= Thomas Dennis (priest) =

Thomas John Dennis (1869–1917) was an Anglican priest who was the main translator of the Bible into the Igbo language.

==Childhood and education==
Dennis was born into a farming family in Langney in Sussex on 17 September 1869 and grew up in Cuckfield, Guestling and St Leonards. He was the eldest of eight children, four of whom were to follow him into overseas Christian mission.

He applied to join the Church Missionary Society (CMS) in 1889, and because he had not been able to complete his education, was sent to the CMS Institution in Clapham before attending the CMS training college in Islington.

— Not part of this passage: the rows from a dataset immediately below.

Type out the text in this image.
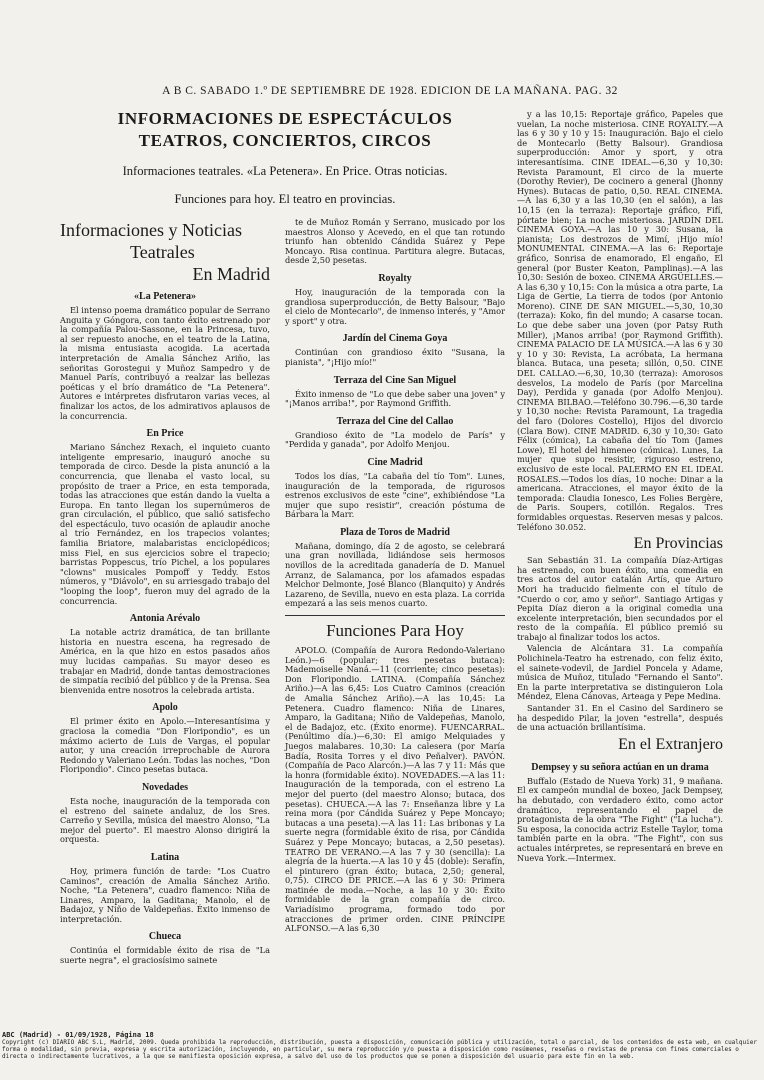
A B C. SABADO 1.º DE SEPTIEMBRE DE 1928. EDICION DE LA MAÑANA. PAG. 32
INFORMACIONES DE ESPECTÁCULOS
TEATROS, CONCIERTOS, CIRCOS
Informaciones teatrales. «La Petenera». En Price. Otras noticias.
Funciones para hoy. El teatro en provincias.
Informaciones y Noticias
Teatrales
En Madrid
«La Petenera»

El intenso poema dramático popular de Serrano Anguita y Góngora, con tanto éxito estrenado por la compañía Palou-Sassone, en la Princesa, tuvo, al ser repuesto anoche, en el teatro de la Latina, la misma entusiasta acogida. La acertada interpretación de Amalia Sánchez Ariño, las señoritas Gorostegui y Muñoz Sampedro y de Manuel París, contribuyó a realzar las bellezas poéticas y el brío dramático de "La Petenera". Autores e intérpretes disfrutaron varias veces, al finalizar los actos, de los admirativos aplausos de la concurrencia.

En Price

Mariano Sánchez Rexach, el inquieto cuanto inteligente empresario, inauguró anoche su temporada de circo. Desde la pista anunció a la concurrencia, que llenaba el vasto local, su propósito de traer a Price, en esta temporada, todas las atracciones que están dando la vuelta a Europa. En tanto llegan los supernúmeros de gran circulación, el público, que salió satisfecho del espectáculo, tuvo ocasión de aplaudir anoche al trío Fernández, en los trapecios volantes; familia Briatore, malabaristas enciclopédicos; miss Fiel, en sus ejercicios sobre el trapecio; barristas Poppescus, trío Pichel, a los populares "clowns" musicales Pompoff y Teddy. Estos números, y "Diávolo", en su arriesgado trabajo del "looping the loop", fueron muy del agrado de la concurrencia.

Antonia Arévalo

La notable actriz dramática, de tan brillante historia en nuestra escena, ha regresado de América, en la que hizo en estos pasados años muy lucidas campañas. Su mayor deseo es trabajar en Madrid, donde tantas demostraciones de simpatía recibió del público y de la Prensa. Sea bienvenida entre nosotros la celebrada artista.

Apolo

El primer éxito en Apolo.—Interesantísima y graciosa la comedia "Don Floripondio", es un máximo acierto de Luis de Vargas, el popular autor, y una creación irreprochable de Aurora Redondo y Valeriano León. Todas las noches, "Don Floripondio". Cinco pesetas butaca.

Novedades

Esta noche, inauguración de la temporada con el estreno del sainete andaluz, de los Sres. Carreño y Sevilla, música del maestro Alonso, "La mejor del puerto". El maestro Alonso dirigirá la orquesta.

Latina

Hoy, primera función de tarde: "Los Cuatro Caminos", creación de Amalia Sánchez Ariño. Noche, "La Petenera", cuadro flamenco: Niña de Linares, Amparo, la Gaditana; Manolo, el de Badajoz, y Niño de Valdepeñas. Éxito inmenso de interpretación.

Chueca

Continúa el formidable éxito de risa de "La suerte negra", el graciosísimo sainete

te de Muñoz Román y Serrano, musicado por los maestros Alonso y Acevedo, en el que tan rotundo triunfo han obtenido Cándida Suárez y Pepe Moncayo. Risa continua. Partitura alegre. Butacas, desde 2,50 pesetas.

Royalty

Hoy, inauguración de la temporada con la grandiosa superproducción, de Betty Balsour, "Bajo el cielo de Montecarlo", de inmenso interés, y "Amor y sport" y otra.

Jardín del Cinema Goya

Continúan con grandioso éxito "Susana, la pianista", "¡Hijo mío!"

Terraza del Cine San Miguel

Éxito inmenso de "Lo que debe saber una joven" y "¡Manos arriba!", por Raymond Griffith.

Terraza del Cine del Callao

Grandioso éxito de "La modelo de París" y "Perdida y ganada", por Adolfo Menjou.

Cine Madrid

Todos los días, "La cabaña del tío Tom". Lunes, inauguración de la temporada, de rigurosos estrenos exclusivos de este "cine", exhibiéndose "La mujer que supo resistir", creación póstuma de Bárbara la Marr.

Plaza de Toros de Madrid

Mañana, domingo, día 2 de agosto, se celebrará una gran novillada, lidiándose seis hermosos novillos de la acreditada ganadería de D. Manuel Arranz, de Salamanca, por los afamados espadas Melchor Delmonte, José Blanco (Blanquito) y Andrés Lazareno, de Sevilla, nuevo en esta plaza. La corrida empezará a las seis menos cuarto.

Funciones Para Hoy

APOLO. (Compañía de Aurora Redondo-Valeriano León.)—6 (popular; tres pesetas butaca): Mademoiselle Naná.—11 (corriente; cinco pesetas): Don Floripondio. LATINA. (Compañía Sánchez Ariño.)—A las 6,45: Los Cuatro Caminos (creación de Amalia Sánchez Ariño).—A las 10,45: La Petenera. Cuadro flamenco: Niña de Linares, Amparo, la Gaditana; Niño de Valdepeñas, Manolo, el de Badajoz, etc. (Éxito enorme). FUENCARRAL. (Penúltimo día.)—6,30: El amigo Melquiades y Juegos malabares. 10,30: La calesera (por María Badía, Rosita Torres y el divo Peñalver). PAVÓN. (Compañía de Paco Alarcón.)—A las 7 y 11: Más que la honra (formidable éxito). NOVEDADES.—A las 11: Inauguración de la temporada, con el estreno La mejor del puerto (del maestro Alonso; butaca, dos pesetas). CHUECA.—A las 7: Enseñanza libre y La reina mora (por Cándida Suárez y Pepe Moncayo; butacas a una peseta).—A las 11: Las bribonas y La suerte negra (formidable éxito de risa, por Cándida Suárez y Pepe Moncayo; butacas, a 2,50 pesetas). TEATRO DE VERANO.—A las 7 y 30 (sencilla): La alegría de la huerta.—A las 10 y 45 (doble): Serafín, el pinturero (gran éxito; butaca, 2,50; general, 0,75). CIRCO DE PRICE.—A las 6 y 30: Primera matinée de moda.—Noche, a las 10 y 30: Éxito formidable de la gran compañía de circo. Variadísimo programa, formado todo por atracciones de primer orden. CINE PRÍNCIPE ALFONSO.—A las 6,30

y a las 10,15: Reportaje gráfico, Papeles que vuelan, La noche misteriosa. CINE ROYALTY.—A las 6 y 30 y 10 y 15: Inauguración. Bajo el cielo de Montecarlo (Betty Balsour). Grandiosa superproducción: Amor y sport, y otra interesantísima. CINE IDEAL.—6,30 y 10,30: Revista Paramount, El circo de la muerte (Dorothy Revier), De cocinero a general (Jhonny Hynes). Butacas de patio, 0,50. REAL CINEMA.—A las 6,30 y a las 10,30 (en el salón), a las 10,15 (en la terraza): Reportaje gráfico, Fifí, pórtate bien; La noche misteriosa. JARDÍN DEL CINEMA GOYA.—A las 10 y 30: Susana, la pianista; Los destrozos de Mimí, ¡Hijo mío! MONUMENTAL CINEMA.—A las 6: Reportaje gráfico, Sonrisa de enamorado, El engaño, El general (por Buster Keaton, Pamplinas).—A las 10,30: Sesión de boxeo. CINEMA ARGÜELLES.—A las 6,30 y 10,15: Con la música a otra parte, La Liga de Gertie, La tierra de todos (por Antonio Moreno). CINE DE SAN MIGUEL.—5,30, 10,30 (terraza): Koko, fin del mundo; A casarse tocan. Lo que debe saber una joven (por Patsy Ruth Miller), ¡Manos arriba! (por Raymond Griffith). CINEMA PALACIO DE LA MÚSICA.—A las 6 y 30 y 10 y 30: Revista, La acróbata, La hermana blanca. Butaca, una peseta; sillón, 0,50. CINE DEL CALLAO.—6,30, 10,30 (terraza): Amorosos desvelos, La modelo de París (por Marcelina Day), Perdida y ganada (por Adolfo Menjou). CINEMA BILBAO.—Teléfono 30.796.—6,30 tarde y 10,30 noche: Revista Paramount, La tragedia del faro (Dolores Costello), Hijos del divorcio (Clara Bow). CINE MADRID. 6,30 y 10,30: Gato Félix (cómica), La cabaña del tío Tom (James Lowe), El hotel del himeneo (cómica). Lunes, La mujer que supo resistir, riguroso estreno, exclusivo de este local. PALERMO EN EL IDEAL ROSALES.—Todos los días, 10 noche: Dinar a la americana. Atracciones, el mayor éxito de la temporada: Claudia Ionesco, Les Folies Bergère, de Paris. Soupers, cotillón. Regalos. Tres formidables orquestas. Reserven mesas y palcos. Teléfono 30.052.

En Provincias

San Sebastián 31. La compañía Díaz-Artigas ha estrenado, con buen éxito, una comedia en tres actos del autor catalán Artís, que Arturo Mori ha traducido fielmente con el título de "Cuerdo o cor, amo y señor". Santiago Artigas y Pepita Díaz dieron a la original comedia una excelente interpretación, bien secundados por el resto de la compañía. El público premió su trabajo al finalizar todos los actos.

Valencia de Alcántara 31. La compañía Polichinela-Teatro ha estrenado, con feliz éxito, el sainete-vodevil, de Jardiel Poncela y Adame, música de Muñoz, titulado "Fernando el Santo". En la parte interpretativa se distinguieron Lola Méndez, Elena Cánovas, Arteaga y Pepe Medina.

Santander 31. En el Casino del Sardinero se ha despedido Pilar, la joven "estrella", después de una actuación brillantísima.

En el Extranjero
Dempsey y su señora actúan en un drama

Buffalo (Estado de Nueva York) 31, 9 mañana. El ex campeón mundial de boxeo, Jack Dempsey, ha debutado, con verdadero éxito, como actor dramático, representando el papel de protagonista de la obra "The Fight" ("La lucha"). Su esposa, la conocida actriz Estelle Taylor, toma también parte en la obra. "The Fight", con sus actuales intérpretes, se representará en breve en Nueva York.—Intermex.

ABC (Madrid) - 01/09/1928, Página 18
Copyright (c) DIARIO ABC S.L, Madrid, 2009. Queda prohibida la reproducción, distribución, puesta a disposición, comunicación pública y utilización, total o parcial, de los contenidos de esta web, en cualquier forma o modalidad, sin previa, expresa y escrita autorización, incluyendo, en particular, su mera reproducción y/o puesta a disposición como resúmenes, reseñas o revistas de prensa con fines comerciales o directa o indirectamente lucrativos, a la que se manifiesta oposición expresa, a salvo del uso de los productos que se ponen a disposición del usuario para este fin en la web.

Dennis was ordained in St Paul's Cathedral in 1893, and served for some months as an assistant curate in the parish of St. Marys, Islington.

==Work in West Africa==
He was assigned to West Africa in 1893. He was acting Vice-Principal of Fourah Bay College, Freetown, Sierra Leone (1893–1894) before joining the Niger Mission in November 1894. Initially, his duties were mainly administrative, as acting mission secretary in 1895. He married Matilda (Mattie) Silman in 1897, and in the same year, following the death of H. H. Dobinson, was appointed mission secretary. He was appointed Archdeacon of Onitsha in 1905, although he had been fulfilling this responsibility de facto since 1897. He was Commissary and Examining Chaplain to the Rt Rev. Herbert Tugwell, Bishop in Western Equatorial Africa. He studied at Durham University, completing a BA in 1902 as an unattached student.

==Bible translation==
Dennis was one of the new generation of Evangelicals who were disappointed that the Niger mission was not a "Scriptural Mission". Most translation efforts were directed towards hymnals and liturgy, the only previous Bible translation work being an extremely literal translation of the four gospels, the Acts of the Apostles, and some of the Pauline epistles.

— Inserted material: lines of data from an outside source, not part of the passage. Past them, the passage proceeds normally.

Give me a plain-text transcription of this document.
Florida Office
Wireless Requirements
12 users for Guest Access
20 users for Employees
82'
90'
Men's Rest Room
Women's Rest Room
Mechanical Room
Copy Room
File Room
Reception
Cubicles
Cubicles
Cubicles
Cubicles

Dennis therefore undertook a new translation of the Bible into the Igbo language under the auspices of the British and Foreign Bible Society. It was considered that he alone had anything near what could be regarded as the experience and training for translation work. He was a key player in the development of Union Igbo, a written standard intended to serve all dialects. The Union Igbo New Testament was published in 1908 and the whole Bible in 1913. By the time of his death, five years later, 25,215 Bibles had been sold. This version was very influential but criticised by artists, among them Chinua Achebe, as stultifying the Igbo language.

He also published a grammar of Igbo (1901), a literacy primer (1903, revised 1911), and an Igbo translation of Pilgrim's Progress.

==Death==
In 1917 Dennis and his wife set sail for England on the Elder Dempster steamship Karina. On 1 August they were torpedoed off the south coast of Ireland just outside Queenstown and the ship sank. Mattie was rescued but Dennis drowned. One of their suitcases, containing a draft of the Igbo-English dictionary and part of an Igbo grammar, later washed up on the coast of Wales. A fisherman found it, broken open on the beach. He collected the papers and dried them out. The suitcase had Dennis's name printed on the outside, and also contained the address of a donor. The fisherman wrote to her, and she in turn contacted Mattie. By this means the dictionary manuscript was eventually returned to CMS, who published it in 1923.

==Legacy==
The Dennis Memorial Grammar School in Onitsha is named after him.